Federal spending on services that help older people and people with serious disabilities stay in their homes could hold steady in fiscal year 2013.
The Obama administration has unveiled a U.S. Department of Health and Human Services (HHS) budget proposal that calls for overall spending on Medicaid benefits, including nursing home benefits, to increase 12% in fiscal year 2013, to about $268 billion.
Spending on the HHS Administration on Aging – the agency that handles matters such as supporting caregivers, getting meals to homebound seniors, and providing information on support services – would be a little over $2 billion, up just $7 million from the total for the current fiscal year.
Fiscal year 2013 starts Oct. 1.
This year, the Administration on Aging is spending $367 million on home and community-based support services and $154 million on family caregiver services; those funding levels would stay the same in 2013.

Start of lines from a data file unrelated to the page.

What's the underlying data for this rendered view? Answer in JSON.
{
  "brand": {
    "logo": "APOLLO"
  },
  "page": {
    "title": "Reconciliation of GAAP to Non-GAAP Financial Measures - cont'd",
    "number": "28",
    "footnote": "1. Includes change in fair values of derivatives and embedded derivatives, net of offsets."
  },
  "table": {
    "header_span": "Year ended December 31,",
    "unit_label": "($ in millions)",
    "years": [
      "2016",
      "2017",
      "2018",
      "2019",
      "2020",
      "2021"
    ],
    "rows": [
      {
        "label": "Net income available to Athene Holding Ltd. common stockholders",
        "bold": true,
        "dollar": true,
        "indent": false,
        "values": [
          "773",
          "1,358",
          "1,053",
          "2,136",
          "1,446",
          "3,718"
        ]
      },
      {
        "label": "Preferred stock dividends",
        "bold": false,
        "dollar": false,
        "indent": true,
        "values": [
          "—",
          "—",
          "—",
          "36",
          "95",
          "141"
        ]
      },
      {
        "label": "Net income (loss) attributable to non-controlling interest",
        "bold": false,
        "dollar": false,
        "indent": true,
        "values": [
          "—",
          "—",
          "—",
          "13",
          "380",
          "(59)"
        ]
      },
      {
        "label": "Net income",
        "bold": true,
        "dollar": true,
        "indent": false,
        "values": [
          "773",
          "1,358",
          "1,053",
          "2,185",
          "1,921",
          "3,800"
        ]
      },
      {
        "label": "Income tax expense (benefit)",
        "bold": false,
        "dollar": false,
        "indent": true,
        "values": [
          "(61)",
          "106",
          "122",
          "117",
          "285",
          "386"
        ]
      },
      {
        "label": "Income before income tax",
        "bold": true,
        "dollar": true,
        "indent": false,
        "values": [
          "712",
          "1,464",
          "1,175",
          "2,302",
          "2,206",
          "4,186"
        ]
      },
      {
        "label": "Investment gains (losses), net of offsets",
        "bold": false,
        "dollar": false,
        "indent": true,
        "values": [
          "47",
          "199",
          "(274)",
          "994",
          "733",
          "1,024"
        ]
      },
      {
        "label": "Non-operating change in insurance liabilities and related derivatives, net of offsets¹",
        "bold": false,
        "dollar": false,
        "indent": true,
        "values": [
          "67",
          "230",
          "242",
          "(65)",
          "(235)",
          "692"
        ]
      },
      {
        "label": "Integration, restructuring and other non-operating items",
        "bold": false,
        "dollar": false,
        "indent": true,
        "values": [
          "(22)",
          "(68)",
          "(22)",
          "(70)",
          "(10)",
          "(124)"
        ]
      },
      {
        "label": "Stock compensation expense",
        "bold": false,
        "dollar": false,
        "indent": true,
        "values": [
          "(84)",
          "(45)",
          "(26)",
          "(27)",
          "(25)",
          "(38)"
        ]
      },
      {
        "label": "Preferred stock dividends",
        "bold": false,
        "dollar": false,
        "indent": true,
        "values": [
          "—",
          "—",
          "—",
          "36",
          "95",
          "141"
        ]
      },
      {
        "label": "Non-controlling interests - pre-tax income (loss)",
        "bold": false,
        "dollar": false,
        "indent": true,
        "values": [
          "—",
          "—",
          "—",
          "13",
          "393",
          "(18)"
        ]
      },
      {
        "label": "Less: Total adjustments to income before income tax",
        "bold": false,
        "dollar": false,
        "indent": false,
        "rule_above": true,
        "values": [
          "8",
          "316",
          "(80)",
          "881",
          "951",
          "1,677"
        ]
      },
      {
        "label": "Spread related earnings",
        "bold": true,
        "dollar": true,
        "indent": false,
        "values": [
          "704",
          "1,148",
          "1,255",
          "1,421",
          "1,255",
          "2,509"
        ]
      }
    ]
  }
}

The administration also is proposing to keep the current $17 million annual funding level for the Long Term Care Ombudsman Program, which helps consumers with concerns about long-term care (LTC) facilities, and the $3 million allocation for the National Clearinghouse for Long Term Care Information.
The Centers for Medicare & Medicaid Services (CMS) recently stunned operators of skilled nursing facilities (SNFs) by cutting SNF reimbursement rates 11%.
CMS cut SNF payments after the Medicare Payment Advisory Commission (MedPAC) concluded that Medicare has been paying too much to SNFs, LTC hospitals and other post-acute care facilities.
The Obama administration is hoping to save $57 billion over 10 years by cutting the post-acute care facility reimbursement rate by 1.1 percentage points starting in 2014.
“Payment updates for those providers would not drop below zero,” officials say.